I saw Rob and his wife, just this past Sunday, they looked well. I like them both very much. Nuff said.


----------



## Burksee

Michael Wagner said:


> There was a time when all we had was Rob Trott and Fred Trost and were very happy to have them where ever they went, I guess things change when you have many stations 24/7 of outdoor programs. I wish him well and thank him for the show. Mike


Well put and said, thank you Mike!


----------



## nforfish

Although it wasn't my favorite outdoor,I still watched , good to see when he had Michigan footage, I met Rob at roosters ranch doing some pheasant hunting, great guy, very friendly easy going, hope he enjoys his retirement, I'll take his job if it's open , ha ha!!


----------



## CHASINEYES

Michael Wagner said:


> There was a time when all we had was Rob Trott and Fred Trost and were very happy to have them where ever they went, I guess things change when you have many stations 24/7 of outdoor programs. I wish him well and thank him for the show. Mike


Very well said. Like the poster before you, I thought his tribute to pops or his grandfather for the pheasant opener was great. I believe he used grandfather gun.


----------



## 98885

Rob and Sue promoted outdoors in Michigan primarily. Sure many outdoorsman go out of state. After all "Great lakes " doesn't primarily mean Michigan. Most viewers that watch outdoor shows enjoy the show regardless of where it's recorded. Rob used Michigan based products whenever he could. He was and is a legend to our hunting and fishing lifestyle by promoting and televising all things sportsman oriented. I miss his show and hope him and his wife a long healthy life.


----------



## GaryFisherman

My favorite is Jerry Chiapetta....


----------



## 98885

Jerry was awesome. He was in my era more than Mort Neff. All these guys brought in the outdoors weekly. They all had different ways of doing it but they all were there TO do that for us. That's what I sat there for 30 minutes for each week for.


----------



## Jimbos

I'm surprised that for all of the years that I've around this site, that I've never seen the outdoor show "Discovering", which appears to be 90% U.P. related mentioned before. I was the shows on YouTube.


----------



## 98885

Looks like a great show. Is it only aired in the UP ? Buck Lavassuer had an outdoor show in the UP for years. Watched it every year while I was up on my deer hunts.
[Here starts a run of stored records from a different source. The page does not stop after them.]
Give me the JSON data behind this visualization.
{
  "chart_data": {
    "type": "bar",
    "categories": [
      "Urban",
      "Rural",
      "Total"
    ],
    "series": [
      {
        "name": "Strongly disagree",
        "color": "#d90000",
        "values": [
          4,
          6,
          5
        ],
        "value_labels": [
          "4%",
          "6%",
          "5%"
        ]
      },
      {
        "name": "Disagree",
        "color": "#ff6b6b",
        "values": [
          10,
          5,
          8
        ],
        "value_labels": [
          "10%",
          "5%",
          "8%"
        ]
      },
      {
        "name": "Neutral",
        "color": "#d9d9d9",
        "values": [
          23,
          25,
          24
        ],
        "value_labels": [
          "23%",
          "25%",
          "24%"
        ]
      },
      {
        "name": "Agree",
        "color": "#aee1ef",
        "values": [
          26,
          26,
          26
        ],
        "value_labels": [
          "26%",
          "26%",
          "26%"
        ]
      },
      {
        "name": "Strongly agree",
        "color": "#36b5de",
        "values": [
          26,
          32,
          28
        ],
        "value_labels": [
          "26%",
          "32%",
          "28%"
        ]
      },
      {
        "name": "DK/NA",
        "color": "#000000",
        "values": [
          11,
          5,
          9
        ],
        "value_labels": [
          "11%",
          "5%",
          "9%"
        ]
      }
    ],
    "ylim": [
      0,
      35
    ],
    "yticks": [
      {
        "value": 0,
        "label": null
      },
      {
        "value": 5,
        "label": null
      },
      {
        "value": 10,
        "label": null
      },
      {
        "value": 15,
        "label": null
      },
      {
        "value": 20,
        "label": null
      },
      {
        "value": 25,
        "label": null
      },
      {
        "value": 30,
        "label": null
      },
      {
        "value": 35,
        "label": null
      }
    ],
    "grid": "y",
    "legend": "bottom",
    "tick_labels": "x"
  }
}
Think hes retired now so maybe this guy replaced him and renamed the show.


----------



## Jimbos

I don't know much about him, but it looks like it could this guy taking over the show.
I've watched most of his past shows on YouTube and their usually decent.


----------



## 98885

Just googled it and doesn't say if he replaced Buck but said it's a UP based show that covers Wisconsin and the UP of Michigan. I'll have to check out some of the shows. I do know that Jenny Olson of Michigan out of doors teamed up with a fella from an outdoor show based out of the UP on a recent MOOD TV show on the ice and it was a great episode. Probably the same guy.


----------



## Jimbos

johnIV said:


> Just googled it and doesn't say if he replaced Buck but said it's a UP based show that covers Wisconsin and the UP of Michigan. I'll have to check out some of the shows. I do know that Jenny Olson of Michigan out of doors teamed up with a fella from an outdoor show based out of the UP on a recent MOOD TV show on the ice and it was a great episode. Probably the same guy.


Yup, that was him.


----------



## 98885

Figured so. Ya he's a good host with the same love and ambition to bring the outdoors to us like his predecessors did. Too bad us trolls can't view it weekly on televised channels


----------



## JBhunter45

johnIV said:


> Figured so. Ya he's a good host with the same love and ambition to bring the outdoors to us like his predecessors did. Too bad us trolls can't view it weekly on televised channels


The shows youtube channel
https://www.youtube.com/user/realoutdoorstvshow


----------



## UP Hunter

johnIV said:


> Looks like a great show. Is it only aired in the UP ? Buck Lavassuer had an outdoor show in the UP for years. Watched it every year while I was up on my deer hunts. Think hes retired now so maybe this guy replaced him and renamed the show.


Discovering was the name of Buck's show too.


----------